Submitting:
 All homeworks should be turned in electronically to myCourses.
 Paper submissions may be scanned in if legible.
 If you take a photo of your paper solution, please take the photo outside or close to a bright window, for legibility.
Due dates:
 Homeworks are due by 10pm on the due date (Thu).
 No late submissions are accepted.
 If there are extenuating circumstances, contact the instructor as soon as possible to make arrangements.
References:
 If you find a resource helpful (from internet search, blog post, Stack Overflow, online courses, our lecture notes, etc), be sure to cite it. Citation format doesn’t matter, but make it easy for the TA to find the source: e.g., a clickable link.

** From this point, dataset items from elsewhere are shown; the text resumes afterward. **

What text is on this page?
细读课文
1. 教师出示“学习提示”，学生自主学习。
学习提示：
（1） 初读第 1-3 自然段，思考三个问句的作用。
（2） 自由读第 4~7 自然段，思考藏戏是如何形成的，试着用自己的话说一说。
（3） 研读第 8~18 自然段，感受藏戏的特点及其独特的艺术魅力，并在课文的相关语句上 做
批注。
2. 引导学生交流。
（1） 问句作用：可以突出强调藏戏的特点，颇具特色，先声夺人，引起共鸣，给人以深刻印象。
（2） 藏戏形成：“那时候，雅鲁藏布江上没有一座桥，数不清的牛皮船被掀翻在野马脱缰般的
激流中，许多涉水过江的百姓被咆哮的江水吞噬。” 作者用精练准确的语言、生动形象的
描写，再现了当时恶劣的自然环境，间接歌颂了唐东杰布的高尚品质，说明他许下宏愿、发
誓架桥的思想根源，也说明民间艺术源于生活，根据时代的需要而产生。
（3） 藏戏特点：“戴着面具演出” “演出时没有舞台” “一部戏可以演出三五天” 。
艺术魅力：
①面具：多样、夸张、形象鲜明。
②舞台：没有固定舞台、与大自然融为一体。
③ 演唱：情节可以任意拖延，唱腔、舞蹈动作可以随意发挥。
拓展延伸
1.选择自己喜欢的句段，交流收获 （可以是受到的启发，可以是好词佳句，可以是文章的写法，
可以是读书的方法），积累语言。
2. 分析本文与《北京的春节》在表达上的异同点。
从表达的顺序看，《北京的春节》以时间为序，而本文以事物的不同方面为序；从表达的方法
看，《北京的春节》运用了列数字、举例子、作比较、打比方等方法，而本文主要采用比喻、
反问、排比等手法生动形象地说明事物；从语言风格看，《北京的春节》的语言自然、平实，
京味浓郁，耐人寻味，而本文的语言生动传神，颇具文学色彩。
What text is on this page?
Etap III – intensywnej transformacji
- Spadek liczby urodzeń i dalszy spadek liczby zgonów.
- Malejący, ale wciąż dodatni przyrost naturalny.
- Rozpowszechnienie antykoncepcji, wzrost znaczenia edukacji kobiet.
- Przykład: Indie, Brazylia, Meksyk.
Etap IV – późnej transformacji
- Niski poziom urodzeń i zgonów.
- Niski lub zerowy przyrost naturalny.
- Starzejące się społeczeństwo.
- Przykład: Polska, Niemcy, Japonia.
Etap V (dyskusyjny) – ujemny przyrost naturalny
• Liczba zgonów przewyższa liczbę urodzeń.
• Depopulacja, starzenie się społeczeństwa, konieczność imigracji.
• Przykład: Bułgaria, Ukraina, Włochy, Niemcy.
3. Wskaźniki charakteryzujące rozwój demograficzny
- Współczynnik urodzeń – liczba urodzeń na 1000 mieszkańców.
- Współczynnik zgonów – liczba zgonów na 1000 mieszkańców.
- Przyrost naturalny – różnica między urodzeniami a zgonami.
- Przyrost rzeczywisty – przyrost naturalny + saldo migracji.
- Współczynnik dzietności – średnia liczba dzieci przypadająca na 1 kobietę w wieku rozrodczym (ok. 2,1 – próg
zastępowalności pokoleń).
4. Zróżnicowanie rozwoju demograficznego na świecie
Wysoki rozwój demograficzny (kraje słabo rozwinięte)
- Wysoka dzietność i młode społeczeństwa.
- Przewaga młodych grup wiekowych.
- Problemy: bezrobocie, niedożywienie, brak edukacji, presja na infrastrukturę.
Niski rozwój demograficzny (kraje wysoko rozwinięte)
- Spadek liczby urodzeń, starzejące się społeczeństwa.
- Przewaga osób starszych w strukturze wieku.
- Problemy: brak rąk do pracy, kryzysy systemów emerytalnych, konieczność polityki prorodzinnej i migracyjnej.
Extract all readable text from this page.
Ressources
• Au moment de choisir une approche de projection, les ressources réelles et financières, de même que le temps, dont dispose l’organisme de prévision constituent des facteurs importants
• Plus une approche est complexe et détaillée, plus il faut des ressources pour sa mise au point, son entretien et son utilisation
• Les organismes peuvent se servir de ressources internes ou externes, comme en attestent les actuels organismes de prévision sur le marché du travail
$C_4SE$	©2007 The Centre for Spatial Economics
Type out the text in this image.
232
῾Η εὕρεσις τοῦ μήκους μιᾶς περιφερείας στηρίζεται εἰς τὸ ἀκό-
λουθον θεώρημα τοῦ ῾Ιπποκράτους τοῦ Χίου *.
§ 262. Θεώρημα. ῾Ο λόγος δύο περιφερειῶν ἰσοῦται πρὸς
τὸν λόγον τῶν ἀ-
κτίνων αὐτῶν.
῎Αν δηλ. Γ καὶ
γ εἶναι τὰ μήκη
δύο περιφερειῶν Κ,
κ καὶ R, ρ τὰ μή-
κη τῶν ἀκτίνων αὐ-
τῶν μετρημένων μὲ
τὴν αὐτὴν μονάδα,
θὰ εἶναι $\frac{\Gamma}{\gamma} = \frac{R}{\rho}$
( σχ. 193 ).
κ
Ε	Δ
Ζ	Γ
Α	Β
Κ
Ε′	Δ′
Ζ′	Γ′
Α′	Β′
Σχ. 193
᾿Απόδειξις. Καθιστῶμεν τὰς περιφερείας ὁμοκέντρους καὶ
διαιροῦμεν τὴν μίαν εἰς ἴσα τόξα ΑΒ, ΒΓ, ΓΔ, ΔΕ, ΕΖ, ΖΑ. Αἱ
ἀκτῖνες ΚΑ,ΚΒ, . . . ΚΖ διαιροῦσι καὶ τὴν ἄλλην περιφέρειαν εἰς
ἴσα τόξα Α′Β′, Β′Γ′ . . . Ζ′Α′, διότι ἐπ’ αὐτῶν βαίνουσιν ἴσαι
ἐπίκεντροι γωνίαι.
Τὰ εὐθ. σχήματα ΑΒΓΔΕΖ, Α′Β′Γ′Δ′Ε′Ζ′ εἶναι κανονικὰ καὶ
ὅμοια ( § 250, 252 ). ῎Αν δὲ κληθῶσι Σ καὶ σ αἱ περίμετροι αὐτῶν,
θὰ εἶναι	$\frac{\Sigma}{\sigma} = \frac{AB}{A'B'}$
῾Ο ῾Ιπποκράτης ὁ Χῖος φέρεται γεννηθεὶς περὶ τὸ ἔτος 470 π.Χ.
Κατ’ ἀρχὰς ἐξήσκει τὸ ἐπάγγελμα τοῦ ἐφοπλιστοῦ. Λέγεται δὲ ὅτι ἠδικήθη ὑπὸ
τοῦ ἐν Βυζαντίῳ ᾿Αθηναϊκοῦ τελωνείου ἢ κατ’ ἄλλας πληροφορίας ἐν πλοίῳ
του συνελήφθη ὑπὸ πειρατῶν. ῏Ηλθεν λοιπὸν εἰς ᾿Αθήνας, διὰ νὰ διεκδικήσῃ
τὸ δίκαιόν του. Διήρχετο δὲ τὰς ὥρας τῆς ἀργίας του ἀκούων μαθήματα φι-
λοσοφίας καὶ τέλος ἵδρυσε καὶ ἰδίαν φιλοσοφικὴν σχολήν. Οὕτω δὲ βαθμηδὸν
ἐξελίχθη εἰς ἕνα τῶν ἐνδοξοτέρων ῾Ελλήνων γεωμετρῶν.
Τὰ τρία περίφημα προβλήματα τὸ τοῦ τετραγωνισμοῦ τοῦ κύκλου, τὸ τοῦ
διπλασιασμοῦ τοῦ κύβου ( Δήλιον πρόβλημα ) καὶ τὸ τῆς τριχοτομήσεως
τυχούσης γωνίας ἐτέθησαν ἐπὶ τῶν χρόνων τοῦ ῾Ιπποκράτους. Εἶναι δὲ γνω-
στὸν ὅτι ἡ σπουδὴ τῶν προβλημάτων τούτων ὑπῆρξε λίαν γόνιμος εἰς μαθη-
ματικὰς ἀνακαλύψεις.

 Code / pseudocode should be your own work. If you find code online, understand how it works, then go write up your solution on your own.
 The basic machine model was discussed in Lecture 1.
Don’t use library functions which obviate the bulk of
a question. E.g., if you’re asked to implement a sort, don’t use
Python’s
sorted()
.
HW4 (20pts) (solutions)
Let A = [ 84, 22, 16, 35, 95, 57, 19, 30 ]
.
 (a) (2pts) Demonstrate counting sort on A,
sorting on only the first digit of each number.
 (b) (1pt) How does your result demonstrate that counting sort is a stable sort?

(3pts) Demonstrate radix sort on A, using r=3bit digits (i.e., base 8)

(3pts) Demonstrate bucket sort on A, with each number divided by 100 to get it into the range [0,1).
 Let K =
[ 5, 12, 3, 15, 7, 1, 4 ]
be a sequence of keys.
Demonstrate (show as much work as you can) inserting these keys in order into a hash table of size 7, if the hash table uses: (a) (3pts) Chaining, with multiplication hash and A=0.3
 (b) (4pts) Open addressing, with doublehash: `h_1` is division hash, and `h_2` is multiplication hash with A=0.3
 (4pts) Consider a small hash table of size m = 4,
and key space U = `bbb Z_m` = {0, 1, 2, 3}.
Let H = `{h_i}_(i=1)^4` be a pool of hash functions: `h_i(k) = ((i*k) mod 5) mod 4`.
Does the pool H satisfy the universal hash property?